I'm not certain where it would fit in, but my thinking is this.

There's been a bunch of work on making splats efficient and good at representing geometry. Reading more, perhaps NERFs would be a better fit, since they're an actual neutral network.

My thinking is that if you trained a NERF ahead of time to represent the geometry and layout of the levels, and plug that in to the diffusion model (as a part of computing the latents, and then also on the other side so it can be used to improve the rendering) then the diffusion model could focus on learning how actions manipulate the world without having to learn the geometry representation.

Chance-Device · 2024-08-29T00:26:11 1724891171

I don’t know if that would really help, I have a hard time imagining exactly what that model would be doing in practise.

To be honest none of the stuff in the paper is very practical, you almost certainly do not want a diffusion model trying to be an entire game under any circumstances.

What you might want to do is use a diffusion model to transform a low poly, low fidelity game world into something photorealistic.
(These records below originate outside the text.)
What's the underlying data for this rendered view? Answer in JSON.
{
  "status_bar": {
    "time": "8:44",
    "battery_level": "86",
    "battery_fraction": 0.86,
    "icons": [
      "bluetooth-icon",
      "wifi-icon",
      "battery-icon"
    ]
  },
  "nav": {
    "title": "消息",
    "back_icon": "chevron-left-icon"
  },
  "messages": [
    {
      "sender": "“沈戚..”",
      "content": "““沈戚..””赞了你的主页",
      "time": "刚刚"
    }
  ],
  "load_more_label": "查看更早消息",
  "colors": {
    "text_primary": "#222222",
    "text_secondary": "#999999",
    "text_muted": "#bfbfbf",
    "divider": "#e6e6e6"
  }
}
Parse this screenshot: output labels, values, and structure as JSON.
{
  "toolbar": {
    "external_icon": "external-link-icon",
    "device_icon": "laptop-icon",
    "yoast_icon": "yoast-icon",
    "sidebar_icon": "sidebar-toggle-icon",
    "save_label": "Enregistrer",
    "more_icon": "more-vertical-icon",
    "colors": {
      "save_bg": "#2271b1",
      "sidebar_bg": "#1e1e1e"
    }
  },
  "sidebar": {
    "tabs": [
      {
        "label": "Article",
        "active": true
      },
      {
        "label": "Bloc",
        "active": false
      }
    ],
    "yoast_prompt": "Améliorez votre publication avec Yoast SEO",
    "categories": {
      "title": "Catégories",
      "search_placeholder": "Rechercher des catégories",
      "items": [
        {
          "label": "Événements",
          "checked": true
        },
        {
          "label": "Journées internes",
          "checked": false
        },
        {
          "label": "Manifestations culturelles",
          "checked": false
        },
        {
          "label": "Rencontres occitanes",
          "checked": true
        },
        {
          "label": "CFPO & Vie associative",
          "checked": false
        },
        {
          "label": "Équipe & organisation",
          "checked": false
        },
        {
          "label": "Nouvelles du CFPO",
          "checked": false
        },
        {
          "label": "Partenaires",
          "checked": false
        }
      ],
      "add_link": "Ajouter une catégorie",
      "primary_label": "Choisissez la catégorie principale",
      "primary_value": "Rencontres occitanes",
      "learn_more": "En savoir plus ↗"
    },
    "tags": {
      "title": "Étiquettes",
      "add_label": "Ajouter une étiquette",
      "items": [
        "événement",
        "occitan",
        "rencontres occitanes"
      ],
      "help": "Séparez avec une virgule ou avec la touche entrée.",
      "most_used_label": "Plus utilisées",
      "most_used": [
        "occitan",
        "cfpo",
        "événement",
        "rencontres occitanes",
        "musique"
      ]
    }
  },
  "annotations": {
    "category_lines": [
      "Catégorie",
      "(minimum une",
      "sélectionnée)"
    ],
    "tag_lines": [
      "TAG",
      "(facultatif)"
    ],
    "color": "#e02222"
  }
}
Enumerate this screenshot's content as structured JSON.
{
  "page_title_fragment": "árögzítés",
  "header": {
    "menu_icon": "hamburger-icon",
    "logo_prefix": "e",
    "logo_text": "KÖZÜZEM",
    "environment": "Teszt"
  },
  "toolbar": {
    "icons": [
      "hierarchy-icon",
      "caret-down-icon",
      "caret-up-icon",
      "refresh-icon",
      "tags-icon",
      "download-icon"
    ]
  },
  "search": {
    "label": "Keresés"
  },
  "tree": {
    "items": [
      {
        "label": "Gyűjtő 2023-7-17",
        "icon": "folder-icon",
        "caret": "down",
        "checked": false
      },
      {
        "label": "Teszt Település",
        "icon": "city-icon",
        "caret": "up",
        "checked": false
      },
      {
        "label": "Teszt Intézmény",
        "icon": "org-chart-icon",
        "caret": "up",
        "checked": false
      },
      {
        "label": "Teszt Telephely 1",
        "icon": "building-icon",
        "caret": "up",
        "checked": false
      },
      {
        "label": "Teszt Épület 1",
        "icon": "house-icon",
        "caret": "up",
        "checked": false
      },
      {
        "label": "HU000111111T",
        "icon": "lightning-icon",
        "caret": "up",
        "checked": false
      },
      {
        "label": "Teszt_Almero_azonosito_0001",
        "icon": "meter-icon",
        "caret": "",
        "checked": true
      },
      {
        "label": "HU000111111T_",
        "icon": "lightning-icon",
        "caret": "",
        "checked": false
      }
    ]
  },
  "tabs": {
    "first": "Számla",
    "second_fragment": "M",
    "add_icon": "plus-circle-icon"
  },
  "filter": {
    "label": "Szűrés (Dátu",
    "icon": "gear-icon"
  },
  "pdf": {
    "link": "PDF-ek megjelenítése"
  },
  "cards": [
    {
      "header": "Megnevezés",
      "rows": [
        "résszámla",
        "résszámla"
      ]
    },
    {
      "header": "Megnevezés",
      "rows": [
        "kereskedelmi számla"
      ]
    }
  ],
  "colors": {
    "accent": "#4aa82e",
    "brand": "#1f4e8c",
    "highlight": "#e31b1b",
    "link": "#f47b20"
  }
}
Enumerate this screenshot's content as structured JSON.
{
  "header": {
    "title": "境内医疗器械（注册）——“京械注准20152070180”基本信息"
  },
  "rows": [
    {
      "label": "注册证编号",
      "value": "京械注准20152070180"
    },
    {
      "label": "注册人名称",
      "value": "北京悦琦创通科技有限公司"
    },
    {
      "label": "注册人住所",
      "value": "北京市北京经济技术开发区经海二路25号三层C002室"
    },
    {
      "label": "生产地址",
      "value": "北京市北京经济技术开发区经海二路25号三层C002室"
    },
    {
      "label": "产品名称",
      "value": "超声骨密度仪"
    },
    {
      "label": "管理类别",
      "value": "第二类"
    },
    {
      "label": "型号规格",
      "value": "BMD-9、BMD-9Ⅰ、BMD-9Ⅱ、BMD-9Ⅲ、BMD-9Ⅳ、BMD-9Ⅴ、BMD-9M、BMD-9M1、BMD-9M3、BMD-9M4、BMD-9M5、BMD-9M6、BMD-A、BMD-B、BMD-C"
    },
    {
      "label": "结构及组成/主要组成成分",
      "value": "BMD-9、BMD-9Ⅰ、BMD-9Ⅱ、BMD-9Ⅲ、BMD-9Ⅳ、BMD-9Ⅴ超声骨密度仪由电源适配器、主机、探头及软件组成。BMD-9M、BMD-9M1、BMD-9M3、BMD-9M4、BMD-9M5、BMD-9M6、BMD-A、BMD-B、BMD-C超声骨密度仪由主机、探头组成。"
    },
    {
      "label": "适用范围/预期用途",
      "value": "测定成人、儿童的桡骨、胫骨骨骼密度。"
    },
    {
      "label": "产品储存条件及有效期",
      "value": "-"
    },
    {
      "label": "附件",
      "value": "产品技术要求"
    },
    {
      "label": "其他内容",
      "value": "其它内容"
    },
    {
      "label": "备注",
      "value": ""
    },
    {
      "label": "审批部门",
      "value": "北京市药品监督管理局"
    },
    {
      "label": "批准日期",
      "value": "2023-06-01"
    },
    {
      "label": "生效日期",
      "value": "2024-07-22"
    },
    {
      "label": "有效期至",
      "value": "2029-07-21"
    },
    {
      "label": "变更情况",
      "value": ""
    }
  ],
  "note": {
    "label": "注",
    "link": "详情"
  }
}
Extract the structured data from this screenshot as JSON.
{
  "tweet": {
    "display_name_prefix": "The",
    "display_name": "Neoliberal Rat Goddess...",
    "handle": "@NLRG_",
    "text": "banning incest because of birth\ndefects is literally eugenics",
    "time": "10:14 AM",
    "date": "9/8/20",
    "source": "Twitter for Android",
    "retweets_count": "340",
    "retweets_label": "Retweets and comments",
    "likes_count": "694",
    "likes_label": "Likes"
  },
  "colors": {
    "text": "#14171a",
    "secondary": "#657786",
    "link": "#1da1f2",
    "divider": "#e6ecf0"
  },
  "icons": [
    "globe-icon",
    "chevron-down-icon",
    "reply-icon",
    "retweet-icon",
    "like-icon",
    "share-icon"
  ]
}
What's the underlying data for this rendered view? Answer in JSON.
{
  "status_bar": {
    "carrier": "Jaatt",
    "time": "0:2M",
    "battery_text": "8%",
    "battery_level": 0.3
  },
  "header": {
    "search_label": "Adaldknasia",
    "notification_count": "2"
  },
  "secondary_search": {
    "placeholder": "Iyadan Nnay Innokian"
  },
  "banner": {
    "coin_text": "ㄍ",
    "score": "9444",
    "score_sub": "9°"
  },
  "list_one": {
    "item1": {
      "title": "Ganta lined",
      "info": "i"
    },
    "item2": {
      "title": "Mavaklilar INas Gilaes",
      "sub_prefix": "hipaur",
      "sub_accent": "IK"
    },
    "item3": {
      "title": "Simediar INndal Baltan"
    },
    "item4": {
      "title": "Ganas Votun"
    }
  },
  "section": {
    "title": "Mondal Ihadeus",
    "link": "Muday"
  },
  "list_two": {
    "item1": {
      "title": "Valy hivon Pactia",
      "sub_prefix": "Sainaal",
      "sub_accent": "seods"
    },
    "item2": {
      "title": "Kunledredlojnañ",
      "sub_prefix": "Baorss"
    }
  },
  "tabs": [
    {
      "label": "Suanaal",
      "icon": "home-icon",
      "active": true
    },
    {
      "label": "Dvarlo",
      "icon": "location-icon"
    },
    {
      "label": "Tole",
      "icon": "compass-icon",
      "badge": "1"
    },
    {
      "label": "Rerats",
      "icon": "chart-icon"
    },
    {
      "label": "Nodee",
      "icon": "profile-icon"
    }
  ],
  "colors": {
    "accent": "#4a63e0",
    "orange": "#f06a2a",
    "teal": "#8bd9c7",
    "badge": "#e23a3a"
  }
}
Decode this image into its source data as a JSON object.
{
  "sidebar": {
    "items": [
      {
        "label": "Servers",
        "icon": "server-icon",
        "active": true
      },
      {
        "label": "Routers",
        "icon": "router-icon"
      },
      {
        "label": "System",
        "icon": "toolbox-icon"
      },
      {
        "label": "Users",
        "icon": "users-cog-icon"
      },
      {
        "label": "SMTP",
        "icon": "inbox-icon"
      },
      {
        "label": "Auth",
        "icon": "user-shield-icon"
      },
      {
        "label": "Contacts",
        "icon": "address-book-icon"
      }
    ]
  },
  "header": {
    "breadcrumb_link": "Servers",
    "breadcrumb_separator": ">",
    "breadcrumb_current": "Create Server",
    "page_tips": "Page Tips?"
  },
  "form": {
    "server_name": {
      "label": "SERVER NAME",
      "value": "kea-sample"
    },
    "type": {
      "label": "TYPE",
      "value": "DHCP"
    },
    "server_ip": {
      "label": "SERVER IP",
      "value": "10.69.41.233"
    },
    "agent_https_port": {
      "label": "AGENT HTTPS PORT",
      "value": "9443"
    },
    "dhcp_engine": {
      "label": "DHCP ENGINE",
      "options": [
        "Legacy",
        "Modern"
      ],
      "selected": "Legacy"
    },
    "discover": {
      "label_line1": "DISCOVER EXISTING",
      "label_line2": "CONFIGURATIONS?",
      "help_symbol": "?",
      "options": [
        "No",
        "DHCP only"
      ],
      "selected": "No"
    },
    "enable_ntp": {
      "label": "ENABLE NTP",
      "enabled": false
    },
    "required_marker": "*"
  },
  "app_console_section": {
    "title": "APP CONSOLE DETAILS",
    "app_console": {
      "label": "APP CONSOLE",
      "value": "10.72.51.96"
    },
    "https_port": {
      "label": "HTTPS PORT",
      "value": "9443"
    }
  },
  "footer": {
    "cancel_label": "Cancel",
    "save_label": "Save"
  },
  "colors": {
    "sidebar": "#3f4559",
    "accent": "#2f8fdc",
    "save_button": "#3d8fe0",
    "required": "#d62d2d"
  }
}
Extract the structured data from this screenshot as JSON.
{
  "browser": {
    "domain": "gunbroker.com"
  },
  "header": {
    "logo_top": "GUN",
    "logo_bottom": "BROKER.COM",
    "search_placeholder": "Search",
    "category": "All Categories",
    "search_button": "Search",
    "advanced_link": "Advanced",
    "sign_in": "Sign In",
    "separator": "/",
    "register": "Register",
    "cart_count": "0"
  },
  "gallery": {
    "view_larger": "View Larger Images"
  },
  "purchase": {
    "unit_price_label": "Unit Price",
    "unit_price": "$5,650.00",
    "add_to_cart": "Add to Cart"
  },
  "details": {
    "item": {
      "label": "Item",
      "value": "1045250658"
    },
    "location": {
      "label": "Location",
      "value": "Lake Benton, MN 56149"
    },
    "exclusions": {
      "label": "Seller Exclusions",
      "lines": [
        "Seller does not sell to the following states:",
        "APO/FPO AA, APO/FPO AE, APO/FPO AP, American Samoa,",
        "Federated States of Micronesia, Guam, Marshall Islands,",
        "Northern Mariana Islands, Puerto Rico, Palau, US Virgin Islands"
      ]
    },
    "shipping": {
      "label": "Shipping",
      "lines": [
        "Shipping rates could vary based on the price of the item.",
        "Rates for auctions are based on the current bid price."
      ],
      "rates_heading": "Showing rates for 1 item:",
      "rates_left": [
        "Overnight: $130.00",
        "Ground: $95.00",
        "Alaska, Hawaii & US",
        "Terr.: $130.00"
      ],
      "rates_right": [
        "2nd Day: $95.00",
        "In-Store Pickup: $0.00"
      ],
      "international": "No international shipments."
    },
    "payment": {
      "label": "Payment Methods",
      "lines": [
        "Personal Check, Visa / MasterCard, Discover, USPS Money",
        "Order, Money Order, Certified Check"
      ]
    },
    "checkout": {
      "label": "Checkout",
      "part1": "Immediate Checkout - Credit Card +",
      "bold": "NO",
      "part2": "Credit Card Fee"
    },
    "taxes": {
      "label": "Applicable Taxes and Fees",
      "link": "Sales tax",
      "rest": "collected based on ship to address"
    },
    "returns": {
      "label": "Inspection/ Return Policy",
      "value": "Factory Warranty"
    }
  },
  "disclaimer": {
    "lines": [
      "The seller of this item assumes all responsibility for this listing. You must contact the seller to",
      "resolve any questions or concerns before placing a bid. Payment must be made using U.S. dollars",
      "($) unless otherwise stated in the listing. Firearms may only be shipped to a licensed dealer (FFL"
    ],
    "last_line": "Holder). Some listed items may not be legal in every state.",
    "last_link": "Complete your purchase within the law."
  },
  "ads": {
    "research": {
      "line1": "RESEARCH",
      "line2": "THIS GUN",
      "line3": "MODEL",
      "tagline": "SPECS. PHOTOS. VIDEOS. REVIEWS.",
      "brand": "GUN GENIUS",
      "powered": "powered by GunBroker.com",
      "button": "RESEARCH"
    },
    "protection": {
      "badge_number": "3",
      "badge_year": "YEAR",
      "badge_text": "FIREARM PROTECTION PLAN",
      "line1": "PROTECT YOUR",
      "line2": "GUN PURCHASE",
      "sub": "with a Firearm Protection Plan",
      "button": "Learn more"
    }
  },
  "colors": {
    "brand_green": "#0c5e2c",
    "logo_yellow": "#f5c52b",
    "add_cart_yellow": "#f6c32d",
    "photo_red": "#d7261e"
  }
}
So the geometry, player movement and physics etc would all make sense, and then the model paints over it something that looks like reality based on some primitive texture cues in the low fidelity render.

I’d bet money that something like that will happen and it is the future of games and video.

foota · 2024-08-29T01:04:51 1724893491

Yeah, I realize this will never be useful for much in practice (although maybe as some kind of client side prediction for cloud gaming? But likely if you could run this in real time you might as well run whatever game there is in real time as well, unless there's some kind of massive world running on the server that's too large to stream the geometry for effectively), I was mostly just trying to think of a way to avoid the issues with fake looking frames or forgetting what the level looks like when you turn around that someone mentioned.

Not exactly that, but Nvidia does something like this already, they call it DLSS. It uses previous frames and motion vector to render a next frame using machine learning.